A particle of mass $m$ and charge $q$ has position vector $r(t)$ and moves in a constant, uniform magnetic field B so that its equation of motion is $\mathbf{\ddot r}=q\mathbf{\dot r\times B}$.
Let $\mathbf L = m\mathbf{r\times \dot r}$ be the particle’s angular momentum.
Show that $\mathbf{L\cdot B}+\frac12q|\mathbf{r\times B}|^2$ is a constant of the motion.
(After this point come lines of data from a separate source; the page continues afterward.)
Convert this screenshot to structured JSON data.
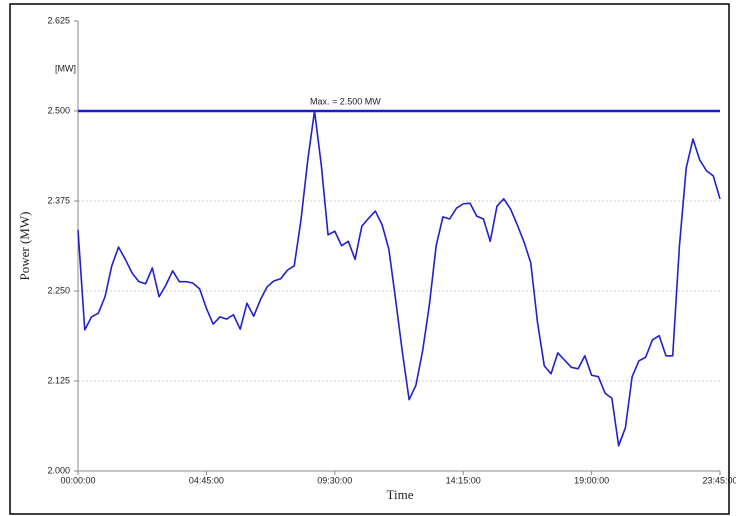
{
  "chart_data": {
    "type": "line",
    "y_unit": "[MW]",
    "y_label": "Power (MW)",
    "x_label": "Time",
    "annotation": "Max. = 2.500 MW",
    "max_line": 2.5,
    "max_line_color": "#1c1cc8",
    "grid": true,
    "x": [
      "00:00:00",
      "00:15:00",
      "00:30:00",
      "00:45:00",
      "01:00:00",
      "01:15:00",
      "01:30:00",
      "01:45:00",
      "02:00:00",
      "02:15:00",
      "02:30:00",
      "02:45:00",
      "03:00:00",
      "03:15:00",
      "03:30:00",
      "03:45:00",
      "04:00:00",
      "04:15:00",
      "04:30:00",
      "04:45:00",
      "05:00:00",
      "05:15:00",
      "05:30:00",
      "05:45:00",
      "06:00:00",
      "06:15:00",
      "06:30:00",
      "06:45:00",
      "07:00:00",
      "07:15:00",
      "07:30:00",
      "07:45:00",
      "08:00:00",
      "08:15:00",
      "08:30:00",
      "08:45:00",
      "09:00:00",
      "09:15:00",
      "09:30:00",
      "09:45:00",
      "10:00:00",
      "10:15:00",
      "10:30:00",
      "10:45:00",
      "11:00:00",
      "11:15:00",
      "11:30:00",
      "11:45:00",
      "12:00:00",
      "12:15:00",
      "12:30:00",
      "12:45:00",
      "13:00:00",
      "13:15:00",
      "13:30:00",
      "13:45:00",
      "14:00:00",
      "14:15:00",
      "14:30:00",
      "14:45:00",
      "15:00:00",
      "15:15:00",
      "15:30:00",
      "15:45:00",
      "16:00:00",
      "16:15:00",
      "16:30:00",
      "16:45:00",
      "17:00:00",
      "17:15:00",
      "17:30:00",
      "17:45:00",
      "18:00:00",
      "18:15:00",
      "18:30:00",
      "18:45:00",
      "19:00:00",
      "19:15:00",
      "19:30:00",
      "19:45:00",
      "20:00:00",
      "20:15:00",
      "20:30:00",
      "20:45:00",
      "21:00:00",
      "21:15:00",
      "21:30:00",
      "21:45:00",
      "22:00:00",
      "22:15:00",
      "22:30:00",
      "22:45:00",
      "23:00:00",
      "23:15:00",
      "23:30:00",
      "23:45:00"
    ],
    "series": [
      {
        "name": "Power",
        "color": "#2020d0",
        "values": [
          2.335,
          2.196,
          2.214,
          2.219,
          2.242,
          2.285,
          2.311,
          2.294,
          2.275,
          2.263,
          2.26,
          2.282,
          2.242,
          2.258,
          2.278,
          2.263,
          2.263,
          2.261,
          2.253,
          2.226,
          2.204,
          2.214,
          2.211,
          2.217,
          2.197,
          2.233,
          2.215,
          2.238,
          2.256,
          2.264,
          2.267,
          2.279,
          2.285,
          2.349,
          2.432,
          2.5,
          2.425,
          2.328,
          2.333,
          2.313,
          2.319,
          2.294,
          2.34,
          2.351,
          2.361,
          2.342,
          2.308,
          2.238,
          2.165,
          2.099,
          2.119,
          2.167,
          2.231,
          2.313,
          2.353,
          2.35,
          2.365,
          2.371,
          2.372,
          2.354,
          2.35,
          2.319,
          2.368,
          2.378,
          2.364,
          2.342,
          2.318,
          2.289,
          2.206,
          2.146,
          2.135,
          2.164,
          2.154,
          2.144,
          2.142,
          2.16,
          2.133,
          2.131,
          2.108,
          2.101,
          2.035,
          2.06,
          2.131,
          2.153,
          2.158,
          2.182,
          2.188,
          2.16,
          2.16,
          2.313,
          2.421,
          2.461,
          2.432,
          2.417,
          2.41,
          2.378
        ]
      }
    ],
    "xlim": [
      "00:00:00",
      "23:45:00"
    ],
    "xticks": [
      "00:00:00",
      "04:45:00",
      "09:30:00",
      "14:15:00",
      "19:00:00",
      "23:45:00"
    ],
    "ylim": [
      2,
      2.625
    ],
    "yticks": [
      {
        "value": 2,
        "label": "2.000"
      },
      2.125,
      {
        "value": 2.25,
        "label": "2.250"
      },
      2.375,
      {
        "value": 2.5,
        "label": "2.500"
      },
      2.625
    ]
  }
}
Explain why the kinetic energy $T$ is also constant, and
show that it may be written in the form $T=\frac12m\mathbf{u\cdot((u\cdot v)v−}{r^2\mathbf{\ddot u}})$,
where $\mathbf{v=\dot r}, r=|\mathbf r| $ and $\mathbf u = \frac{\mathbf r}r$.
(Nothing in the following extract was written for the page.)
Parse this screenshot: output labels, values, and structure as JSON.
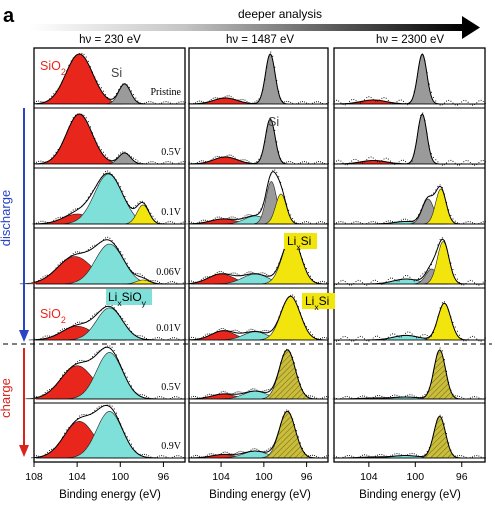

[Hint: Consider $\mathbf{u\cdot\dot u}$]
This may be slightly too physicsy to post on here but my issue is mathematical.
I have no issue with the first two parts, it is the "show that it may be written in the form $T=\frac12m\mathbf{u\cdot((u\cdot v)v−}{r^2\mathbf{\ddot u}})$" that I am having issues with.
I am looking at a solution and in the last part it uses that $\mathbf{\dot r\cdot r}=\dot rr$- where has this come from?
Any help is appreciated, thanks
It is not entirely clear from your question what the final solution was but $$ \mathbf{\dot{r}}\cdot \mathbf{r} = \dot{\left(\matrix{x \\ y \\z}\right)}\cdot (\matrix{x & y & z}) = \dot{x}x + \dot{y}y + \dot{z}z = \frac{1}{2}\frac{d}{dt}(x^2+y^2+z^2) = \frac{1}{2}\frac{d}{dt}r^2 = r\dot{r} $$